The focus of Al-Qaeda, which existed in the 1980s before the Soviets left Afghanistan, shifted to a global jihadist agenda after the Soviets left Afghanistan. ‘Khorasan’ was Bin Laden’s safe haven in Afghanistan, and it was from here that he announced his safe haven in the country.

Al-Qaeda members’ use of the Khorasan symbolism is associated with some hadiths (traditions or sayings of the Prophet) that explain the region’s significance for future events. Several renditions of the most mentioned hadith say there would appear from Khorasan an army with black banners that no one could oppose until it raised the banner of Ilia (The name used by early Muslim sources for Jerusalem), writes Tarzi.

Considering these factors, perhaps it is not surprising that Al-Qaeda has chosen to represent itself with a black flag. They even published a magazine called Taji i Khorasan (Vanguard of Khorasan) detailing Khorasan’s virtues and importance in Islamic thought.

Jihadist organisations such as al-Qaeda, many of whom were in the ranks of the US-led invasion of Iraq in 2003, began to shift their focus westwards. There was a new organization, the Islamic State of Iraq and Syria (ISIS), which looked no longer to the east while fulfilling its destiny, and the idea of ‘Khorasan’ once again slowly faded. A similar phenomenon occurred in 2015 with the emergence of the ISKP.
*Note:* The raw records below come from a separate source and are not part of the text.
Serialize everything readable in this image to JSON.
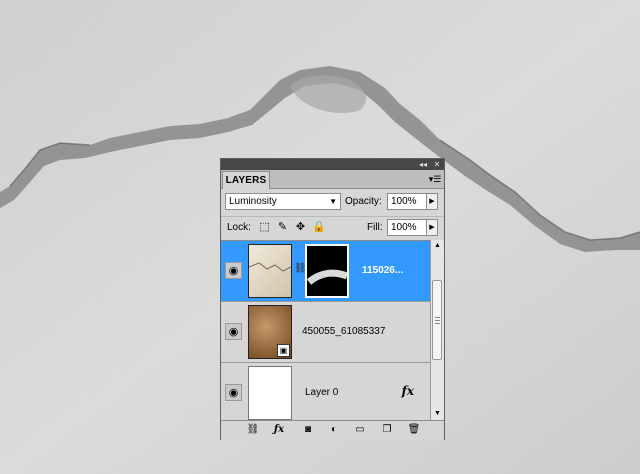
{
  "panel": {
    "tab_label": "LAYERS",
    "blend_mode": "Luminosity",
    "opacity_label": "Opacity:",
    "opacity_value": "100%",
    "lock_label": "Lock:",
    "fill_label": "Fill:",
    "fill_value": "100%"
  },
  "layers": [
    {
      "name": "115026...",
      "selected": true,
      "has_mask": true
    },
    {
      "name": "450055_61085337",
      "selected": false,
      "smart_object": true
    },
    {
      "name": "Layer 0",
      "selected": false,
      "has_fx": true,
      "fx_label": "fx"
    }
  ],
  "icons": {
    "collapse": "double-chevron-icon",
    "close": "close-icon",
    "panel_menu": "panel-menu-icon",
    "eye": "eye-icon",
    "lock_transparent": "lock-transparent-pixels-icon",
    "lock_image": "brush-icon",
    "lock_position": "move-icon",
    "lock_all": "lock-icon",
    "link_layers": "link-icon",
    "add_style": "fx-icon",
    "add_mask": "mask-icon",
    "adjustment": "adjustment-icon",
    "group": "folder-icon",
    "new_layer": "new-layer-icon",
    "delete": "trash-icon"
  },
  "colors": {
    "selection": "#3399ff",
    "panel": "#d6d6d6"
  }
}
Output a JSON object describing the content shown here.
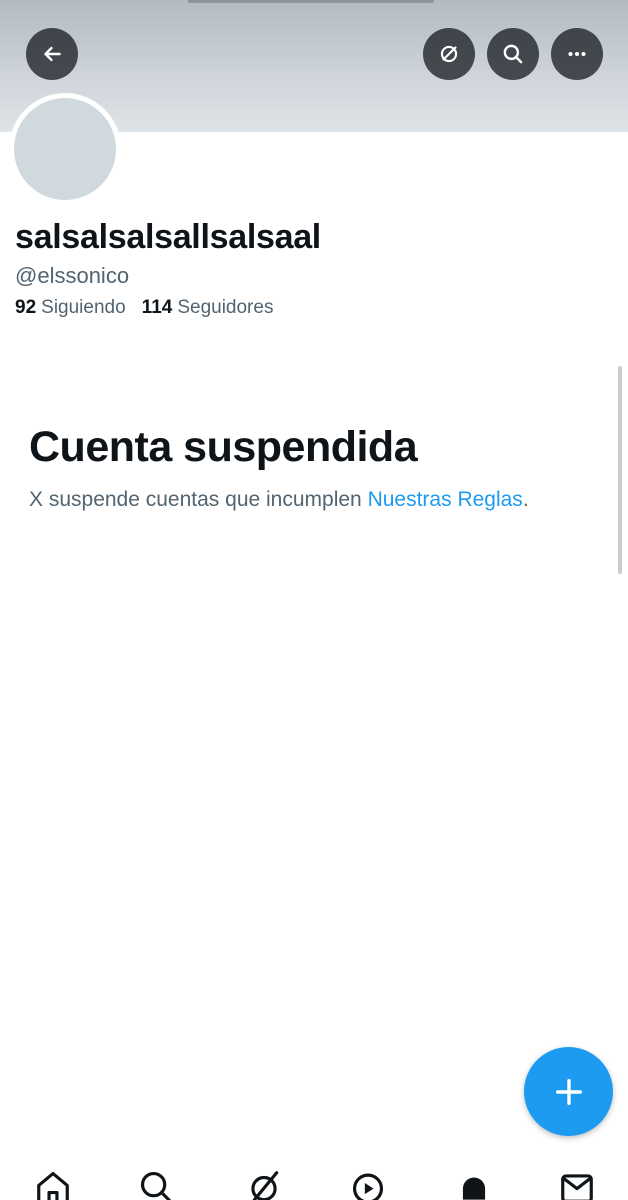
{
  "header": {
    "back_icon": "arrow-left-icon",
    "grok_icon": "grok-icon",
    "search_icon": "search-icon",
    "more_icon": "more-horizontal-icon"
  },
  "profile": {
    "display_name": "salsalsalsallsalsaal",
    "handle": "@elssonico",
    "following_count": "92",
    "following_label": "Siguiendo",
    "followers_count": "114",
    "followers_label": "Seguidores"
  },
  "suspension": {
    "title": "Cuenta suspendida",
    "text_before": "X suspende cuentas que incumplen ",
    "link_text": "Nuestras Reglas",
    "text_after": "."
  },
  "fab": {
    "icon": "plus-icon"
  },
  "bottom_nav": {
    "items": [
      {
        "icon": "home-icon"
      },
      {
        "icon": "search-icon"
      },
      {
        "icon": "grok-icon"
      },
      {
        "icon": "video-icon"
      },
      {
        "icon": "notifications-icon"
      },
      {
        "icon": "messages-icon"
      }
    ]
  },
  "colors": {
    "accent": "#1d9bf0",
    "text_primary": "#0f1419",
    "text_secondary": "#536471"
  }
}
The region of Khorasan was seen by them as comprising the fluid borders between Afghanistan and Pakistan and included Iran, other Central Asian states, parts of Russia, and parts of India. According to Tarzi, the group was composed of disgruntled jihadists in Afghanistan who opposed Pashtun nationalism and Pakistanis who worked against India in attempting to occupy Kashmir.

Despite the ISKP’s claims of being an offshoot of ISIS, and regardless of their mutual desire to create a Muslim world, their goals and visions are profoundly different. There are clear signs that the ISKP is looking towards India. In their Khorasan map, they feature large portions of north India where the Mughals once ruled. However, Tarzi claims that they do not include the majority of southern India. During the Islamic rule of India, India was not called Khorasan. The country was called Hend.

When discussing the implications of the ISKP’s vision for India, Tarzi explains that, first and foremost, it is necessary to understand the degree to which their ideology resonates with radical Islamic groups within India. Second, the seeds would need to be planted in another country for further development. Depending on the state of international relations between countries in the region is crucial. Consequently, if India’s relations with one of its neighbouring nations deteriorate, they may be able to find support there,” says Tarzi.

In the wake of the Taliban taking control of Afghanistan, the strength of the ISKP has steadily decreased. One of the reasons why the Taliban have found favour with the Chinese and the Russians is because of this and even though the Taliban’s extremist ideology is seemed to be worrying, it is recognised as being restricted to Afghanistan, while the ISKP is seen as a much greater regional threat.

There is something quite intriguing about the symbol of Khorasan that the radical Islamic groups use, as it refers to enlightenment and cultural productions during a time and place of intellectual enlightenment and innovation. According to Tarzi, Islam has made so many significant contributions to the history and development of this region. This kind of vision is absent from these extremist organizations. The only thing they have in mind is to create fear and work for whoever pays them.